Em dezembro de 1963, em um jantar do Emergency Civil Liberties Union em que recebia o Prêmio Anual Tom Paine pela sua contribuição ao avanço dos Direitos Civis nos Estados Unidos, Bob Dylan fez um histórico discurso.
O episódio foi narrado no documentário sobre o cantor produzido por Martin Scorcese, No Way Home. Reproduzo aqui, com tradução própria, um trecho do seu discurso, supostamente feito sob alguma influência etílica.
“Tenho orgulho de ser jovem. Só que eu queria que todos vocês que estão sentados aqui hoje não estivessem aqui e que eu pudesse ver outros rostos, com cabelo na cabeça – e esse tipo de coisa, tudo que é da juventude… Porque vocês deveriam estar na praia. Vocês deveriam estar lá, deveriam estar nadando e relaxando no momento que vocês têm para relaxar. (Risadas) O mundo não é dos velhos. O mundo não é dos velhos. Os velhos, quando o cabelo cai fora, eles deveriam cair fora. (Risadas) E eu olho aqui para vocês que me governam e fazem as regras que tenho que seguir – e não tem um fio de cabelo na cabeça – e isso me deixa chateado. (Risadas)”.
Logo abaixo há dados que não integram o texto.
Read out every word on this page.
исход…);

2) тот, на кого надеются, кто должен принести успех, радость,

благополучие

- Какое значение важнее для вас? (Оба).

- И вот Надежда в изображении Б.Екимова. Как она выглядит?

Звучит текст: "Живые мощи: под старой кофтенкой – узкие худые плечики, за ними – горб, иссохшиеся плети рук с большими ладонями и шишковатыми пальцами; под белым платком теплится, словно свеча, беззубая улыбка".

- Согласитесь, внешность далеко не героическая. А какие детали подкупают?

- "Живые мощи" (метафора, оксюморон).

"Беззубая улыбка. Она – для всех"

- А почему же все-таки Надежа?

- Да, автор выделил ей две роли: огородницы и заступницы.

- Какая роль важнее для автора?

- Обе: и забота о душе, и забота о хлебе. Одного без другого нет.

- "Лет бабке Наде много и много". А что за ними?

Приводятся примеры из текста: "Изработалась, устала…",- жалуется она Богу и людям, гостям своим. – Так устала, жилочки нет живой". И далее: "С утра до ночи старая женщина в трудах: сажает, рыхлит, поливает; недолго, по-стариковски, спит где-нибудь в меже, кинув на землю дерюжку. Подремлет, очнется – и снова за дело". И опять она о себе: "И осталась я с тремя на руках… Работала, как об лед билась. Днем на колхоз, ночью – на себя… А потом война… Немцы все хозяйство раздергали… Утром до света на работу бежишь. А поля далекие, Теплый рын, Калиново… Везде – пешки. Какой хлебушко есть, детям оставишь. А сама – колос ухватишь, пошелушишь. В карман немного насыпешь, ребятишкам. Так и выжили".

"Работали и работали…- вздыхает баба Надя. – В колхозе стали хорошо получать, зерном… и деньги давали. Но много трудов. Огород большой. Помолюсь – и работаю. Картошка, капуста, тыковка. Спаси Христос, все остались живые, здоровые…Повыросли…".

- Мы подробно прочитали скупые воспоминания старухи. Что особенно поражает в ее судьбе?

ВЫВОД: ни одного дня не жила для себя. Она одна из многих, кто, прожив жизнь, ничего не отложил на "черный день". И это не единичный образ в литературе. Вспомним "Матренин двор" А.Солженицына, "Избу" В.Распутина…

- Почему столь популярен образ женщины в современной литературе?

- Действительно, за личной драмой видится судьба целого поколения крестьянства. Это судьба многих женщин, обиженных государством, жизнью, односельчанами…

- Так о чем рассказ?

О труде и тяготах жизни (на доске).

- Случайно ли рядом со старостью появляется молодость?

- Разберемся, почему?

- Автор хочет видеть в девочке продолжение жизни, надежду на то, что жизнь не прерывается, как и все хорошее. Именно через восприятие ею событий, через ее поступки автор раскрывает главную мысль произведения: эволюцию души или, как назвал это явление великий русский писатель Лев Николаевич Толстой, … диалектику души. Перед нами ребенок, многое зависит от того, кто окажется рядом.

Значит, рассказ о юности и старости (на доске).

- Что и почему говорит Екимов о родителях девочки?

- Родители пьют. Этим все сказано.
Em 1963, Dylan estava em rara forma. Com 22 anos e relutante em ser a voz política do movimento jovem, Dylan falou instintivamente de um problema que permanece, 60 anos depois.
Na semana passada vimos, na maior potência econômica e cultural de nosso tempo, um debate entre dois senhores octogenários. Joe Biden tinha 21 anos no dia do jantar da ECLU e Trump, 17 (Lula, 18).
Não há dúvidas de que o debate foi desastroso para Biden. Ele estava confuso, perdia o fio da meada, o semblante cansado e sem energia. Até parecia que ele tem 81 anos. Mas o cenário hoje é de permanência na corrida. Ele só não será o candidato se decidir, nas palavras de Dylan, cair fora.
O partido democrata está fazendo o que pode. Congressistas conversam com repórteres em off e explicitam suas preocupações. É claro que parlamentares estão preocupados com a eleição presidencial, mas também estão de olho nas eleições legislativas. Mesmo os que concorrem em distritos seguros, historicamente democratas, temem perder a maioria (que já é ínfima) no Senado.
Biden se apresentou em 2020 como um candidato de transição. Um interino, que permitiria uma transição para jovens lideranças do partido, uma ponte para uma nova geração de força política. Ele disse isso várias vezes, acompanhado da então senadora Kamala Harris, do senador Cory Booker e da governadora Gretchen Whitmer, nomes hoje cogitados para o plano B emergencial que curiosamente só apareceu após o debate-desastre.
Mas o fato é que hoje Biden ainda tem apoio dentro do partido. Estes aliados apontam para o excelente State of the Union de Biden. Dizem que outros candidatos incumbentes também tiveram noites ruins em seus primeiros debates. Lembram do bom desempenho dos democratas nas eleições midterm, em 2022.
Mas a pressão está crescendo. Esta semana, ainda nos bastidores, congressistas democratas seguem se movimentando, especialmente aqueles novatos, eleitos em 2018 em estados disputados, que sentem que suas reputações também estão em jogo. Há uma minuta de carta circulando, em que fariam o pedido a Biden de forma explícita.
Por enquanto, o posicionamento da campanha e da Casa Branca não mudou. Biden é o candidato. Mas os olhares em Washington estão atentos ao Congresso e principalmente aos movimentos do líder da minoria democrata na Câmara, Hakeem Jeffries, em quem estão sendo concentrados os pedidos.
De qualquer forma, é inegável que o mundo político americano segue envelhecendo. Esta 118ª legislatura é a mais velha da história. A média de idade na Câmara é de 58 anos e 64 no Senado. O país é cada vez mais gerontocrático. The Times They Are A-Changing, mas os líderes políticos não.